Но постепенно — хотя страх и сковывал все ее чувства — Ауриана поняла, что Рамис смеется — да, смеется звонким веселым смехом!
«Эта женщина непостижима! Может быть, она просто сумасшедшая? Но нет, сумасшествие — это полная пустота, а я никогда не чувствовала себя настолько цельной и исполненной сил, как во время того колдовского наваждения, которое она наслала на меня — или, может быть, пробудила во мне».
— Это хорошо, — тихо сказала Рамис, и голос ее звучал теперь по-матерински тепло. — Я довольна тобой. Когда мне самой было примерно столько же лет, сколько тебе сейчас, я тоже подобным тоном говорила со своей наставницей. Хотя, если память мне не изменяет, я назвала ее тогда ослицей, а не сукой. У тебя сильный дух, и ты продолжаешь делать успехи, быстро продвигаясь вперед, но, видимо, время еще не пришло. Я должна покинуть тебя. Мы встретимся, когда наступит следующий поворотный момент в твоей жизни!
И Рамис, подстегнув лошадь, поскакала прочь стремительным галопом. Ауриана еще долго стояла, глядя ей вслед, не смея пошевелиться — у нее было такое ощущение, как будто земля слегка покачивается у нее под ногами, и девушка боялась упасть. Камешек, который она вынула из копыта кобылицы, выскользнул из ее руки. Наконец, до ее сознания дошло, что воины за ее спиной тихо, тревожно переговариваются, бросая на нее украдкой изумленные взоры, какими обычно люди глядят не на юную девушку, а на непостижимую загадку природы. Еще бы! Ведь она обругала саму Рамис, и та оставила это безнаказанным, и потом — ее не тронула Священная Кобылица! Что может быть более удивительным? Об этом они теперь будут долго рассказывать своим сородичам и друзьям.
Наконец, к ней подъехал Витгерн и положил на плечо Аурианы свою сильную руку.
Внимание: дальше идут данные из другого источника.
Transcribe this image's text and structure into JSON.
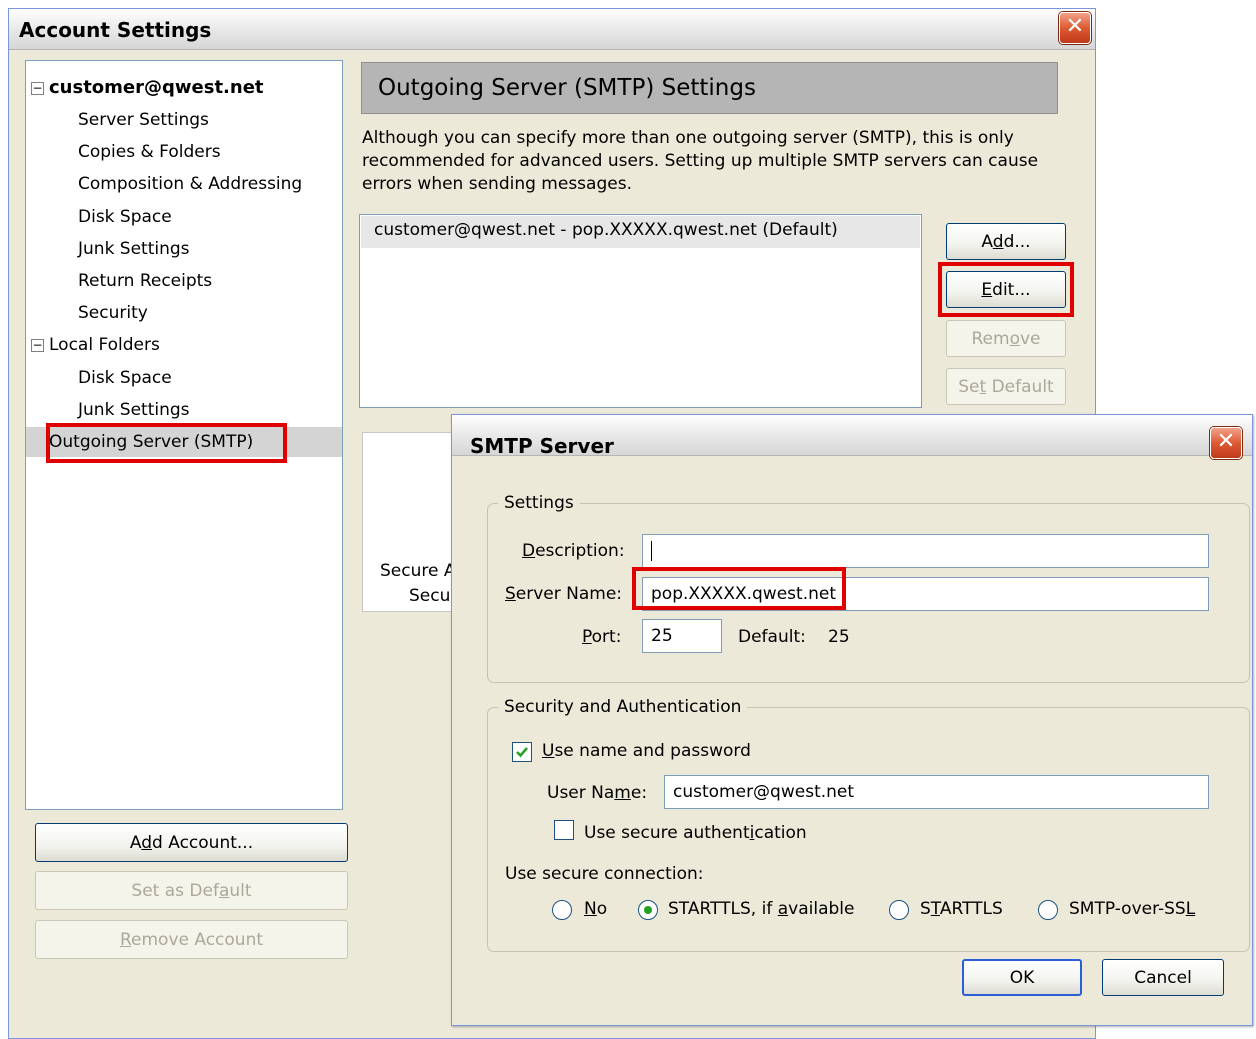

— Ты осталась цела и невредима, — постарался он успокоить девушку. — Ты отважная и мужественная, Ауриана!
Она с молчаливой благодарностью взглянула на него и направилась на негнущихся ногах назад к своей лошади. Обернувшись, она увидела, что один из воинов спешился и, к ужасу Аурианы, подобрал тот камешек, который она вынула из копыта кобылы — по-видимому, он собирался сделать из него амулет Ауриана с горечью осознала в этот момент всю бесполезность попыток забыть или каким-то другим способом вычеркнуть из своей жизни все случившееся сегодня на тропе. Эти многочисленные свидетели не дадут ей сделать это, в их памяти навечно запечатлены все произнесенные слова и разыгравшиеся на их глазах события.
Прежде чем они снова тронулись в путь, Ауриана поймала взгляд Деция. Он ухмылялся ей, как обычно, своей насмешливой нагловатой ухмылкой. Похоже, Деций был тронут всем увиденным не больше, чем если бы Ауриана на его глазах спешилась, чтобы узнать у местной жительницы дорогу через лес. Может быть, римлянам вообще незнакомо чувство благоговейного ужаса?
Неожиданно она ощутила внизу живота позывы плотского желания и послала коварным богам свое отчаянное проклятье. Почему именно сейчас? И почему именно Деций? Почему плотские страсти невозможно подавить в себе, заглушить их голос? У нее было такое ощущение, как будто она стоит перед роскошно накрытым пиршественным столом, но ее взгляд притягивает только одно блюдо — блюдо с отравленной пищей.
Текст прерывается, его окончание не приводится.